이들 방법이 갖고 있는 문제점은, 일정한 제로 크로싱 레이트가 항상 주기적 신호에 대응하지는 않는다는 것이다. 잡음 신호는 일정한 비율로 고정 라인과 무작위로 교차할 수 있다. 각각의 세그먼트는 단지 80 오디오 샘플만을 구성하기 때문에, 이러한 방법의 정확성은 작은 샘플 공간에 의해 제한된다. 제로 크로싱 점들을 식별시의 에러는 여전히, 일정한 전력 신호가 배경 잡음으로서 오진단되도록 할 수 있다. 이러한 문제를 해결하기 위해, 그러한 방안은 높은 진폭 신호가 활성 신호인 것으로 항상 결정되도록 보장하기 위해 추가적인 고정 임계값을 이용하여 향상될 수 있다. 그러나, 그러한 임계값을 이용하는 것은 낮은 진폭의 고정 전력 신호가, 이제 침묵으로서 잘못 검출되도록 할 수 있다.The problem with these methods is that a constant zero crossing rate does not always correspond to a periodic signal. The noise signal can randomly intersect the fixed line at a constant rate. Since each segment constitutes only 80 audio samples, the accuracy of this method is limited by the small sample space. Errors in identifying zero crossing points can still cause a constant power signal to be misdiagnosed as background noise. To solve this problem, such a scheme can be enhanced with additional fixed thresholds to ensure that high amplitude signals are always determined to be active signals. However, using such a threshold can cause a low amplitude fixed power signal to now be falsely detected as silence.

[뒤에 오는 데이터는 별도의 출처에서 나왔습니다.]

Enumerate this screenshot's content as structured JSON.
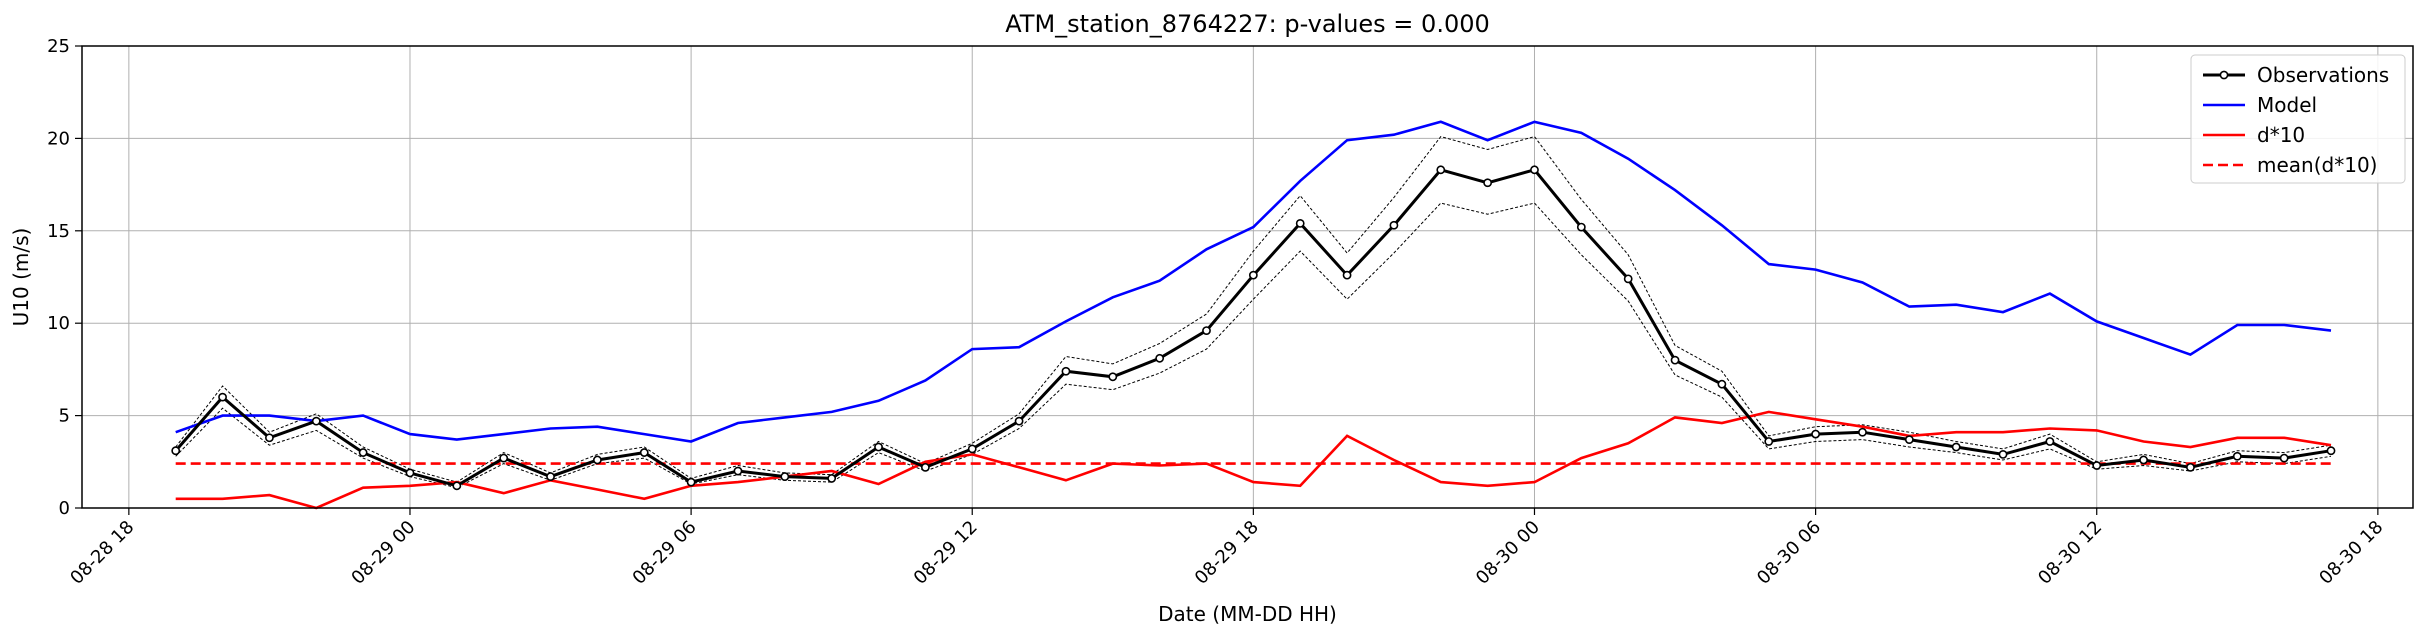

다른 VAD 방안은 Tucker R.에 의해 1992년 8월에 간행된 그의 논문 "Voice Activity Detection Using a Periodicity Measure"에서 제안된다. 그는 0 db 아래의 SNR에서 신뢰성있게 동작할 수 있고, -5 db에서 대부분의 스피치를 검출할 수 있는 VAD를 기술하고 있다. 검출기는 입력 신호에 최소 제곱 주기성 평가기를 적용하여, 많은 주기성이 발견될 때에 트리거한다. 그러나, 그것은 정확한 토크 스퍼트(talkspurt) 경계를 찾기 위한 것이 아니므로, 임의의 손실된 스피치를 허용하도록 작은 마진을 포함하는 것이 용이한 스피치 로깅 응용에 가장 적합하다. 이해할 수 있듯이, "토크 스퍼트" 경계는 스피치와 논스피치 오디오 정보 사이의 경계(예를 들면, "침묵"의 기간과 음성으로 된 스피치의 기간 사이의 경계)를 의미한다. 그러한 해결책은 정확한 토크 스퍼트 경계의 검출이 필수적인 VoIP 시스템에 대해 부적합하다.Another VAD scheme is proposed in his article "Voice Activity Detection Using a Periodicity Measure" published in August 1992 by Tucker R. He describes a VAD that can operate reliably at an SNR below 0 db and can detect most of the speech at -5 db. The detector applies a least squares periodicity evaluator to the input signal, triggering when many periodicities are found. However, since it is not intended to find the correct talkspurt boundary, it is best suited for speech logging applications where it is easy to include small margins to allow any lost speech. As can be appreciated, a "talk spurt" boundary means a boundary between speech and non-speech audio information (e.g., a boundary between a period of "silence" and speech in speech). Such a solution is inadequate for VoIP systems where accurate detection of talk spurt boundaries is essential.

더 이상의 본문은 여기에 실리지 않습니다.